The Poorly-Written Play Festival
Just possibly the worst one-act play ever written! A committee of play readers meet in the Green Room to select the plays for a Festival of Poorly-Written Plays. In the course of the meeting, they violate every tenet of good playwriting in a kind of “Actor’s Nightmare” for playwrights. Riotously funny.
Radicals
A one-act about the women in the anti-war movement of the Sixties. Sexual tensions fuse with political agendas, as the women cross minefields of repressed emotion, and the action builds to a violent climax, as the war comes home.
Reef Point
The lady's maid of celebrated landscape designer Beatrix Farrand wrestles with Farrand's decision in 1955 to tear down her estate on Bar Harbor, and with it the gardens that have been her lifework. A play about making enormous changes very late in life.
The Rules of the Playground
Six mothers of middle-school children come together for a special training on playground violence. Focusing on perfecting the rules of the playground to eliminate inequality, the women, literally, turn a blind eye to the real cause of violence. A chilling interrogation into the ways women teach each other to enable male violence.

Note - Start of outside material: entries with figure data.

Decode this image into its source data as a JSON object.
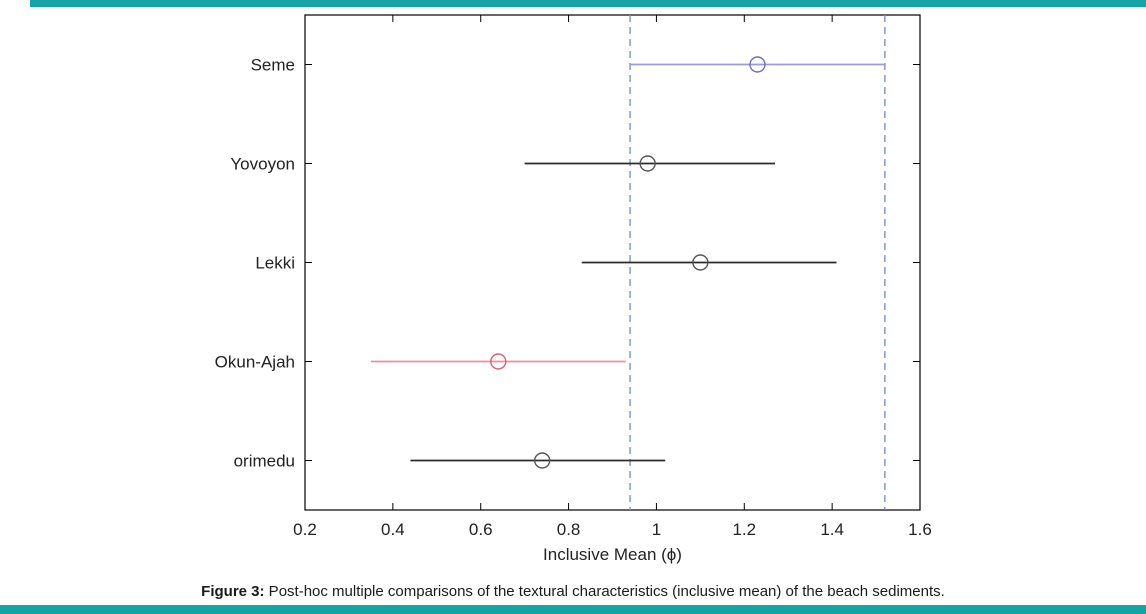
{
  "page": {
    "accent_color": "#16a3a3"
  },
  "caption": {
    "label": "Figure 3:",
    "text": " Post-hoc multiple comparisons of the textural characteristics (inclusive mean) of the beach sediments."
  },
  "chart_data": {
    "type": "interval",
    "title": "",
    "xlabel": "Inclusive Mean (ϕ)",
    "ylabel": "",
    "xlim": [
      0.2,
      1.6
    ],
    "grid": false,
    "xticks": [
      0.2,
      0.4,
      0.6,
      0.8,
      1.0,
      1.2,
      1.4,
      1.6
    ],
    "xtick_labels": [
      "0.2",
      "0.4",
      "0.6",
      "0.8",
      "1",
      "1.2",
      "1.4",
      "1.6"
    ],
    "reference_lines": {
      "x": [
        0.94,
        1.52
      ],
      "color": "#7b90c6",
      "style": "dashed"
    },
    "groups": [
      {
        "name": "Seme",
        "low": 0.94,
        "mean": 1.23,
        "high": 1.52,
        "color": "#9a9ade",
        "marker_color": "#6e6ec4",
        "status": "selected"
      },
      {
        "name": "Yovoyon",
        "low": 0.7,
        "mean": 0.98,
        "high": 1.27,
        "color": "#2b2b2b",
        "marker_color": "#555555",
        "status": "not-different"
      },
      {
        "name": "Lekki",
        "low": 0.83,
        "mean": 1.1,
        "high": 1.41,
        "color": "#2b2b2b",
        "marker_color": "#555555",
        "status": "not-different"
      },
      {
        "name": "Okun-Ajah",
        "low": 0.35,
        "mean": 0.64,
        "high": 0.93,
        "color": "#ec8f9b",
        "marker_color": "#d9607a",
        "status": "different"
      },
      {
        "name": "orimedu",
        "low": 0.44,
        "mean": 0.74,
        "high": 1.02,
        "color": "#2b2b2b",
        "marker_color": "#555555",
        "status": "not-different"
      }
    ]
  }
}
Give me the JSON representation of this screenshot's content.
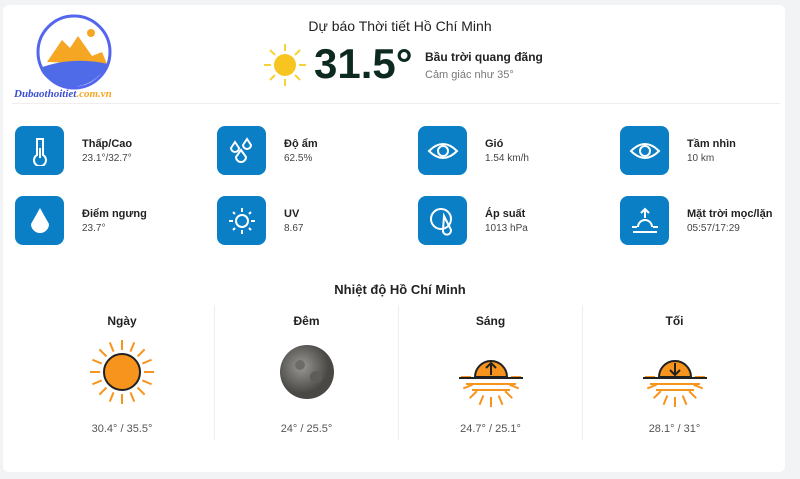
{
  "logo": {
    "text_main": "Dubaothoitiet",
    "text_domain": ".com.vn"
  },
  "header": {
    "title": "Dự báo Thời tiết Hồ Chí Minh",
    "temperature": "31.5°",
    "condition": "Bầu trời quang đãng",
    "feels_like": "Cảm giác như 35°"
  },
  "stats": [
    {
      "label": "Thấp/Cao",
      "value": "23.1°/32.7°",
      "icon": "thermometer-icon"
    },
    {
      "label": "Độ ẩm",
      "value": "62.5%",
      "icon": "droplets-icon"
    },
    {
      "label": "Gió",
      "value": "1.54 km/h",
      "icon": "eye-icon"
    },
    {
      "label": "Tầm nhìn",
      "value": "10 km",
      "icon": "eye-icon"
    },
    {
      "label": "Điểm ngưng",
      "value": "23.7°",
      "icon": "drop-icon"
    },
    {
      "label": "UV",
      "value": "8.67",
      "icon": "sun-icon"
    },
    {
      "label": "Áp suất",
      "value": "1013 hPa",
      "icon": "gauge-icon"
    },
    {
      "label": "Mặt trời mọc/lặn",
      "value": "05:57/17:29",
      "icon": "sunrise-icon"
    }
  ],
  "section": {
    "title": "Nhiệt độ Hồ Chí Minh",
    "periods": [
      {
        "label": "Ngày",
        "temps": "30.4° / 35.5°",
        "icon": "sun-icon"
      },
      {
        "label": "Đêm",
        "temps": "24° / 25.5°",
        "icon": "moon-icon"
      },
      {
        "label": "Sáng",
        "temps": "24.7° / 25.1°",
        "icon": "sunrise-icon"
      },
      {
        "label": "Tối",
        "temps": "28.1° / 31°",
        "icon": "sunset-icon"
      }
    ]
  },
  "colors": {
    "accent": "#0a7fc6",
    "sun": "#f7941d"
  }
}
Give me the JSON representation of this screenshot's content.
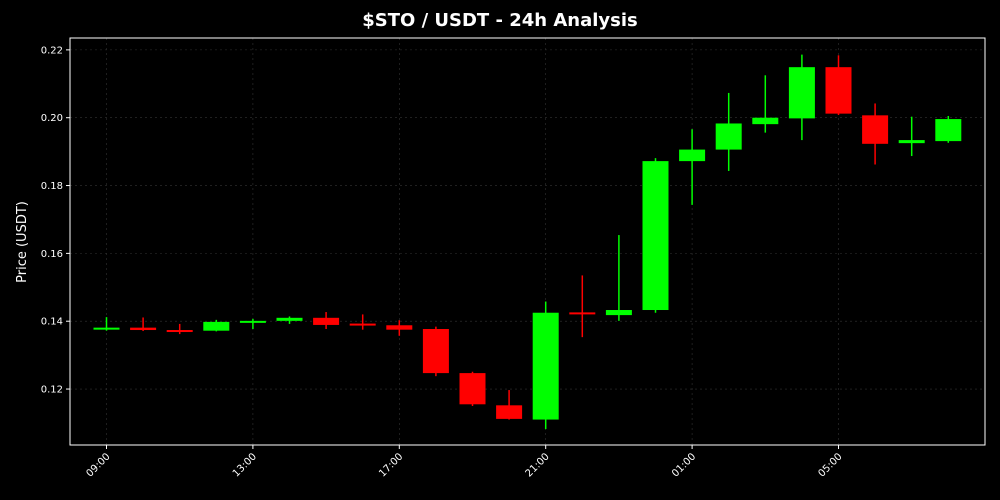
{
  "chart_data": {
    "type": "candlestick",
    "title": "$STO / USDT - 24h Analysis",
    "xlabel": "",
    "ylabel": "Price (USDT)",
    "ylim": [
      0.1035,
      0.2235
    ],
    "grid": true,
    "background": "#000000",
    "up_color": "#00ff00",
    "down_color": "#ff0000",
    "y_ticks": [
      "0.12",
      "0.14",
      "0.16",
      "0.18",
      "0.20",
      "0.22"
    ],
    "x_ticks": [
      "09:00",
      "13:00",
      "17:00",
      "21:00",
      "01:00",
      "05:00"
    ],
    "candles": [
      {
        "time": "09:00",
        "open": 0.1378,
        "high": 0.1412,
        "low": 0.1372,
        "close": 0.1381
      },
      {
        "time": "10:00",
        "open": 0.1381,
        "high": 0.1411,
        "low": 0.1371,
        "close": 0.1374
      },
      {
        "time": "11:00",
        "open": 0.1374,
        "high": 0.1392,
        "low": 0.1362,
        "close": 0.1372
      },
      {
        "time": "12:00",
        "open": 0.1372,
        "high": 0.1404,
        "low": 0.137,
        "close": 0.1398
      },
      {
        "time": "13:00",
        "open": 0.1397,
        "high": 0.1407,
        "low": 0.1377,
        "close": 0.1401
      },
      {
        "time": "14:00",
        "open": 0.1401,
        "high": 0.1414,
        "low": 0.1392,
        "close": 0.141
      },
      {
        "time": "15:00",
        "open": 0.141,
        "high": 0.1427,
        "low": 0.1377,
        "close": 0.1389
      },
      {
        "time": "16:00",
        "open": 0.1393,
        "high": 0.142,
        "low": 0.1375,
        "close": 0.1388
      },
      {
        "time": "17:00",
        "open": 0.1388,
        "high": 0.1403,
        "low": 0.1357,
        "close": 0.1375
      },
      {
        "time": "18:00",
        "open": 0.1377,
        "high": 0.1384,
        "low": 0.1238,
        "close": 0.1247
      },
      {
        "time": "19:00",
        "open": 0.1247,
        "high": 0.1251,
        "low": 0.115,
        "close": 0.1155
      },
      {
        "time": "20:00",
        "open": 0.1152,
        "high": 0.1197,
        "low": 0.111,
        "close": 0.1112
      },
      {
        "time": "21:00",
        "open": 0.111,
        "high": 0.1458,
        "low": 0.1082,
        "close": 0.1425
      },
      {
        "time": "22:00",
        "open": 0.1426,
        "high": 0.1535,
        "low": 0.1353,
        "close": 0.1421
      },
      {
        "time": "23:00",
        "open": 0.1418,
        "high": 0.1654,
        "low": 0.1401,
        "close": 0.1433
      },
      {
        "time": "00:00",
        "open": 0.1433,
        "high": 0.1881,
        "low": 0.1425,
        "close": 0.1872
      },
      {
        "time": "01:00",
        "open": 0.1872,
        "high": 0.1966,
        "low": 0.1743,
        "close": 0.1906
      },
      {
        "time": "02:00",
        "open": 0.1906,
        "high": 0.2073,
        "low": 0.1843,
        "close": 0.1983
      },
      {
        "time": "03:00",
        "open": 0.1981,
        "high": 0.2125,
        "low": 0.1956,
        "close": 0.2
      },
      {
        "time": "04:00",
        "open": 0.1998,
        "high": 0.2186,
        "low": 0.1934,
        "close": 0.2149
      },
      {
        "time": "05:00",
        "open": 0.2149,
        "high": 0.2184,
        "low": 0.2008,
        "close": 0.2012
      },
      {
        "time": "06:00",
        "open": 0.2007,
        "high": 0.2042,
        "low": 0.1862,
        "close": 0.1923
      },
      {
        "time": "07:00",
        "open": 0.1925,
        "high": 0.2003,
        "low": 0.1887,
        "close": 0.1934
      },
      {
        "time": "08:00",
        "open": 0.1931,
        "high": 0.2005,
        "low": 0.1926,
        "close": 0.1996
      }
    ]
  }
}
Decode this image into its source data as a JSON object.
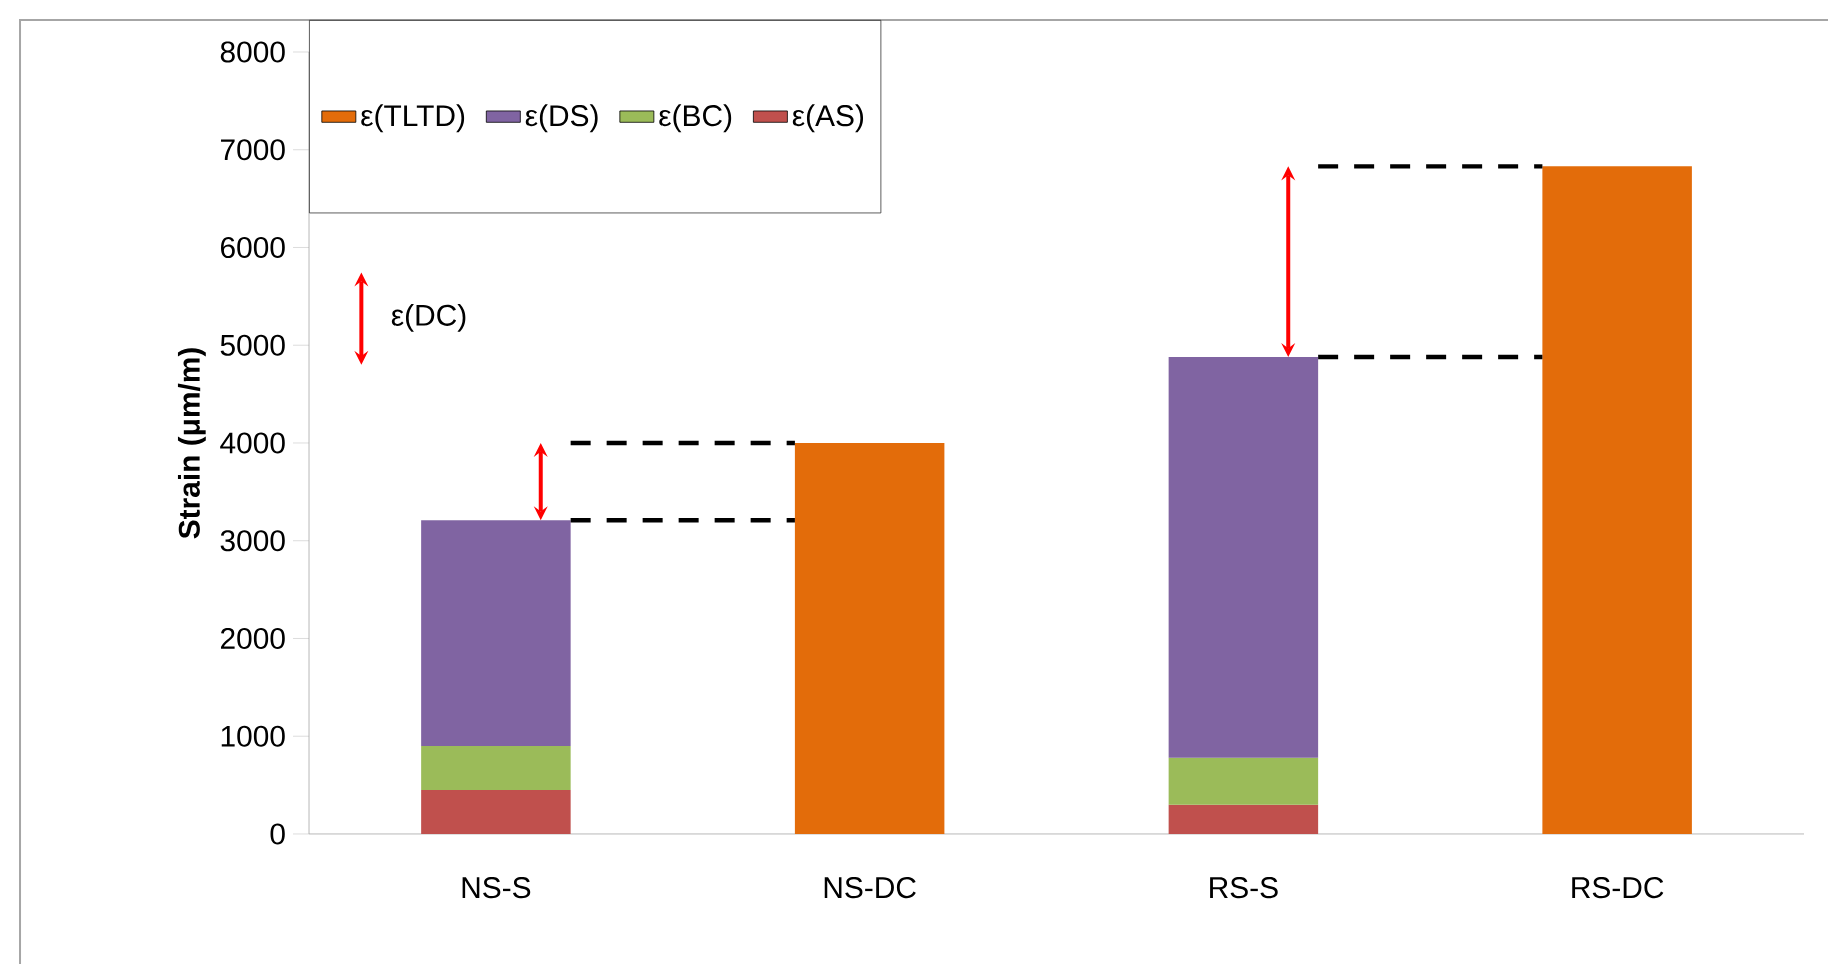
{
  "chart_data": {
    "type": "bar",
    "stacked": true,
    "ylabel": "Strain (μm/m)",
    "categories": [
      "NS-S",
      "NS-DC",
      "RS-S",
      "RS-DC"
    ],
    "series": [
      {
        "name": "ε(AS)",
        "color": "#c0504d",
        "values": [
          450,
          null,
          300,
          null
        ]
      },
      {
        "name": "ε(BC)",
        "color": "#9bbb59",
        "values": [
          450,
          null,
          480,
          null
        ]
      },
      {
        "name": "ε(DS)",
        "color": "#8064a2",
        "values": [
          2310,
          null,
          4100,
          null
        ]
      },
      {
        "name": "ε(TLTD)",
        "color": "#e36c0a",
        "values": [
          null,
          4000,
          null,
          6830
        ]
      }
    ],
    "ylim": [
      0,
      8000
    ],
    "yticks": [
      0,
      1000,
      2000,
      3000,
      4000,
      5000,
      6000,
      7000,
      8000
    ],
    "legend": "top left",
    "grid": false,
    "annotations": [
      "ε(DC)"
    ]
  }
}
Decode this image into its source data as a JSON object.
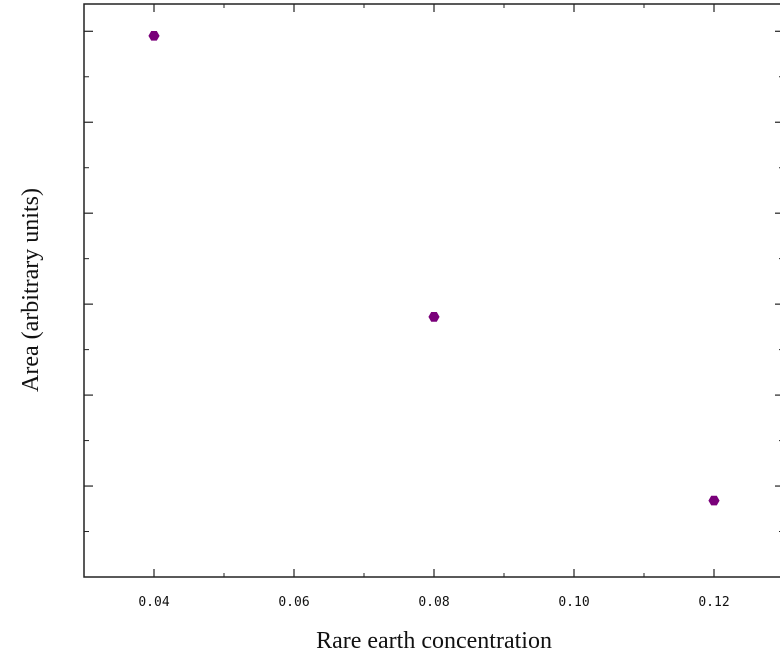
{
  "chart_data": {
    "type": "scatter",
    "title": "",
    "xlabel": "Rare earth concentration",
    "ylabel": "Area (arbitrary units)",
    "xlim": [
      0.03,
      0.13
    ],
    "ylim": [
      0,
      6.3
    ],
    "x_ticks": [
      "0.04",
      "0.06",
      "0.08",
      "0.10",
      "0.12"
    ],
    "x_tick_values": [
      0.04,
      0.06,
      0.08,
      0.1,
      0.12
    ],
    "y_tick_values": [
      1,
      2,
      3,
      4,
      5,
      6
    ],
    "y_tick_labels_visible": false,
    "grid": false,
    "series": [
      {
        "color": "#7a007a",
        "marker": "hexagon",
        "points": [
          {
            "x": 0.04,
            "y": 5.95
          },
          {
            "x": 0.08,
            "y": 2.86
          },
          {
            "x": 0.12,
            "y": 0.84
          }
        ]
      }
    ]
  }
}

St. Frances and the Fallen Angels
This is a play about Frances Perkins, the Secretary of Labor under FDR, and her superhuman achievement of the Social Security Act of 1935. It is a story about two women in love, about the ghosts of the Triangle Shirtwaist Fire, and a true Christmas miracle. This is a play about social justice work: the price and the promise.
Souvenirs from Eden
The ghost of lesbian poet Renée Vivien returns to a pivotal memory from the summer of 1900, when she was in Bar Harbor (“Eden”), Maine, with her lover Natalie Barney. She wrestles with scenarios of traumatic memories in an attempt to find closure.
Starpattern
A play about two extraordinarily courageous young women who survived the 1966 mass shooting on the University of Texas at Austin. Claire Wilson, one of the first victims, lay wounded on the South Mall, unable to be rescued while the sniper was still active. Rita Starpattern ran out, at tremendous risk, lay down next to her, and engaged her in a conversation that kept her conscious and alive for over an hour.
‘Til the Fat Lady Sings
A play with music for two women in one-act. A fat woman in her 20’s is in the hospital awaiting surgery for a gastric bypass operation she believes necessary for her dream of singing opera professionally. Her partner is against the surgery, and as the patient goes under sedation, she finds herself and her partner in a series of bizarre dreams where her situation incorporates elements of operas by Wagner, Gluck, Verdi, Mozart, and Puccini.
Valerie Solanas At Matteawan
Two activists visit the notorious lesbian who shot Andy Warhol during her incarceration at the Matteawan State Hospital for the Criminally Insane. They want to recruit her as a spokeswoman, but Valerie has other ideas.